京都精華大学芸術学部在籍・京都市立日吉ヶ丘高校出身

みなさん、はじめまして。京都あすなろ教室で講師を務めている武田虹羽(たけだにじは)と申します。
私は、小学生の美術を担当しています。

唐突ですが、「美術」とは、いったい何でしょうか。
私が考える美術、アートとは、「言葉で表現できない、心の奥の方にある大切な思いを表すもの」に他なりません。
自分が今何に対して興味を持っているのか、今どんな思いや感情を抱いているのかを目の前の相手(あるいは、この世界全体)に知らせるためのコミュニケーションツールです。
思想や感情を作品にぶつけることで知らず知らず心に溜まっていた「負の何か」を吐き出してスッキリできたり、作品を通して自分という人間を客観的に眺めることでさらに深く真っ直ぐな自己理解へと繋げることも叶います。

何かを表現したい時、人は無意識のうちに頭の中でイメージを浮かべます。その行為の積み重ねは集中力と創造力を豊かにします。
(作品に使う)様々な素材に触れることにより、好奇心が掻き立てられます。絵の具や粘土、いろんな素材を使い自分自身を自由に表現をすることで 「本来の自分」を知る手がかりが掴めます。それが(他者から与えられた正体の怪しい承認ではなく)本当の自己承認、自信へと繋がっていくこともあります。
アートは多くの可能性を秘めています。
長々と独りよがりな思いを綴ってしまいましたが、私は美術を通してこどもたちに、
「ここにいていいんだよ」
という気持ちを伝えたいです。こどもたちが、安らかで、自然で、ほんのりと楽しい気持ちを抱くお手伝いがしたい。実は、それだけです。
何かに怯えたり不安がったりする必要はありません。
こどもは、ただ「ここにいる」ということだけでいいんだ、と私は考えています。まだ大学一回生の私には、この世界はわからないことだらけです。でも、「学校へ行っていないからという理由で卑屈になったり自分を嫌いになったりする必要はない」ということくらいは、わかります。
極端なことを言えば、私があすなろ教室で出会うこどもたちにいちばん与えたいのは「今、ここにいることの楽しさ」に気づくきっかけです。そして、もうひとつは「美術の楽しさ」。このふたつをこどもに与えることが出来た時、「あぁ、このバイトをやってよかったな」と私は噛みしめられるのかも知れません。

自分が小学生の頃の話をします。
私は児童館にいる時限定で嫌がらせを受けたことがありました。学校にいる間は何もされません。自分に嫌がらせをしてくる相手に原因を問いたかったのですが、自信を無くしていた私は彼らにそれを訊くことができませんでした。明日が来ないで欲しいと、日に日に眠るのが怖くなっていました。
ですが、母親が励ましてくれたり、無心になれる絵に没頭することで、「あ、世の中には色んな人がいるんだ」と周りが気にならないようになってきました。自分はもう大丈夫だと自信がついてきたのです。
自信を、あるいは勇気を持つことはとても難しいです。
私はこの京都あすなろ教室で、美術を通して、こどもたちと会話をし、彼らの現実的な力になりたいです。前に進もうとしているこどもたちの背中を私なりの方法で(京都大学などに在籍する優秀な同僚たちとは一味違ったアプローチで)精一杯押してあげたいと思っています。勉強は他の(優秀すぎるくらいに優秀な)講師仲間たちに任せます(笑)。でも、「勉強以外」もめっちゃくちゃ大事ですので、そこには私も真摯に関わらせてもらうつもりです。
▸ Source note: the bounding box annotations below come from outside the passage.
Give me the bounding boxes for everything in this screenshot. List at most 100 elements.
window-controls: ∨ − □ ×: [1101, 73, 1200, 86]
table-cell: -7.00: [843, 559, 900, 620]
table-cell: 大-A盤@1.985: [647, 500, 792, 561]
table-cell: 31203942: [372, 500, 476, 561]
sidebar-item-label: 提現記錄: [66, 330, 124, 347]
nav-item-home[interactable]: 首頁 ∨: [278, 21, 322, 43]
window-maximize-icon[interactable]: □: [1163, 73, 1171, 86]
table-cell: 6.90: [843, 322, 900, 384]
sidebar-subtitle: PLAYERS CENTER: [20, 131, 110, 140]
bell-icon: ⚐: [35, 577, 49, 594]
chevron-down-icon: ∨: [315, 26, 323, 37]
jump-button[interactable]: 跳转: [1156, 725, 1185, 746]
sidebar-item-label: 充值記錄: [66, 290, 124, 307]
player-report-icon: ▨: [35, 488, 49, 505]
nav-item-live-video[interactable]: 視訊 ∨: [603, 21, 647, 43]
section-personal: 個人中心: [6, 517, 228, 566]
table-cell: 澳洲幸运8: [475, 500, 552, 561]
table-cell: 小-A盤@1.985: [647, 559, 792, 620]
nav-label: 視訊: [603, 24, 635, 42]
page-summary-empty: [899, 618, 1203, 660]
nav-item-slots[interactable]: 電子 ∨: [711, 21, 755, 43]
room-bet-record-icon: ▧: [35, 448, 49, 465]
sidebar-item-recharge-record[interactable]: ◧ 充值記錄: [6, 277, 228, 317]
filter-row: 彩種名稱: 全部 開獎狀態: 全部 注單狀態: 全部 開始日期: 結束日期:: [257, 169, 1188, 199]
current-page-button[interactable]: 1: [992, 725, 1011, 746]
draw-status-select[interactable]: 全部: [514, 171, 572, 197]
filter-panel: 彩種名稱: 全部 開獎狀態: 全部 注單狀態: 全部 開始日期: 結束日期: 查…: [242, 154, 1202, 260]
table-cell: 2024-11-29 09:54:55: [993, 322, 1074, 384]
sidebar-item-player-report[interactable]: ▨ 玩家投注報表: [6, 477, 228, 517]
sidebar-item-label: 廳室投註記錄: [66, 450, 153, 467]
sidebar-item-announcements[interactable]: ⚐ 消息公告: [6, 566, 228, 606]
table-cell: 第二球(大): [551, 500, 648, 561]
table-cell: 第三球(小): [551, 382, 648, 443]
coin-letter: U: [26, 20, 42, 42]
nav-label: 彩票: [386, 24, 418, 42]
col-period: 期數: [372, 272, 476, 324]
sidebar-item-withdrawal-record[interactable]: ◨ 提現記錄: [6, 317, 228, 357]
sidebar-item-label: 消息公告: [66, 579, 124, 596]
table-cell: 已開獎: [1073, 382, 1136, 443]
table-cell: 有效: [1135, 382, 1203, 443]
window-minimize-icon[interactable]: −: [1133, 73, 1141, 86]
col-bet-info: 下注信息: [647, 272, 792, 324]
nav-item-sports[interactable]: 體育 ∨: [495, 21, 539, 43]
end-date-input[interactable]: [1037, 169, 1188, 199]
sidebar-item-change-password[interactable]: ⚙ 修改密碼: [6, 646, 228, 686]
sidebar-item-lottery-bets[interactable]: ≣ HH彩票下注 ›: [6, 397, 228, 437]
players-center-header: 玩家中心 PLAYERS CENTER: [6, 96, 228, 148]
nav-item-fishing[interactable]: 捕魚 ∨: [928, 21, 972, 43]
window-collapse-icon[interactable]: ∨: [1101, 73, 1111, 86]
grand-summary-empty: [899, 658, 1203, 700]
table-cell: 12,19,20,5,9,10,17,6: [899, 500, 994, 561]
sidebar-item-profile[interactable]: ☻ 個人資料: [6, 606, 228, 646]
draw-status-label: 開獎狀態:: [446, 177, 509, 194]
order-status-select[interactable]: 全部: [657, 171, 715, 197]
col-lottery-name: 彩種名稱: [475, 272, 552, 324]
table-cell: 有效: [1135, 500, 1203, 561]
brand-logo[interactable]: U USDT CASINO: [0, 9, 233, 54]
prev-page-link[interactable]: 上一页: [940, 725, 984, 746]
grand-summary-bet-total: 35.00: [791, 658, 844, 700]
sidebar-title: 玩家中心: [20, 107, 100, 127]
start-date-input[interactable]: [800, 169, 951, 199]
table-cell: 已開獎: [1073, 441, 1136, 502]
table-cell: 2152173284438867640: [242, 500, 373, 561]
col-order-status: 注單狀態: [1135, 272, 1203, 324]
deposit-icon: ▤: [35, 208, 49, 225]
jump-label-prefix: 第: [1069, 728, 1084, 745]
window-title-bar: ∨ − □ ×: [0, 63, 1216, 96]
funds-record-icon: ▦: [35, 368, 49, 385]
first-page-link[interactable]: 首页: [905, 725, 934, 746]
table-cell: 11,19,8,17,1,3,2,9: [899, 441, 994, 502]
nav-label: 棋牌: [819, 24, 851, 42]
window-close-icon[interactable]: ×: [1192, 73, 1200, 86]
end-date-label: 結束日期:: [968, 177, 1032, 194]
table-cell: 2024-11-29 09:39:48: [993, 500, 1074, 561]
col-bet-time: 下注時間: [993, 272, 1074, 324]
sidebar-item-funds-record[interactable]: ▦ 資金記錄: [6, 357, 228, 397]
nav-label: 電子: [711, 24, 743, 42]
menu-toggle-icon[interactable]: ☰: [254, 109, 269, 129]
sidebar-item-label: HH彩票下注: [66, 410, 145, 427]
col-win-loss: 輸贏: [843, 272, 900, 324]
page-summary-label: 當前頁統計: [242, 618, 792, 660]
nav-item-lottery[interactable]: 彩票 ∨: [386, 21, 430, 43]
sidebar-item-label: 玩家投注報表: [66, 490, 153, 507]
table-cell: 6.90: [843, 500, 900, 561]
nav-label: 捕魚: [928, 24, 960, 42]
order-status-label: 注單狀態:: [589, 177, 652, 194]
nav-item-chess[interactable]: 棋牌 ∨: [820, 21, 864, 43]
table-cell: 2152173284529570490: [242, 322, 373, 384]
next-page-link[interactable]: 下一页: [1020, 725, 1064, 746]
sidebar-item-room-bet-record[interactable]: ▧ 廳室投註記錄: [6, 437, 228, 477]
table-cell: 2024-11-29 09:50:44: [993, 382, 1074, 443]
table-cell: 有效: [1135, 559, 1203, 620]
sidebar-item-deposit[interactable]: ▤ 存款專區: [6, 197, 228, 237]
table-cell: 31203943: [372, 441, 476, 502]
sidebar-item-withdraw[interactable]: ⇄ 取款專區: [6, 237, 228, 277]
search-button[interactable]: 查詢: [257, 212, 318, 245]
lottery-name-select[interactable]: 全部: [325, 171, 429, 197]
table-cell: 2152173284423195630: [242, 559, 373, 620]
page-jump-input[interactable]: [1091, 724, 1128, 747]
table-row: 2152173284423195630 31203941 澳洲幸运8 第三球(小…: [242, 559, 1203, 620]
上手く描こう、作ろうというのが目的ではありません。こどもには、''こんな事がやりたいな、あれもやってみたいな!''と楽しんで欲しいです。
そして絵を描くことや何かを造形することを少しでも好きになってくれたら嬉しいです。
好きなことしか長くは続けられないと思いますし、続けることからしか、価値あるものと出会うことは難しいんじゃないか――私はそんなふうに考えるのです。

長くなりましたが、最後まで読んでくださってありがとうございます。皆さんと京都あすなろ教室で会えることを心より楽しみにしています。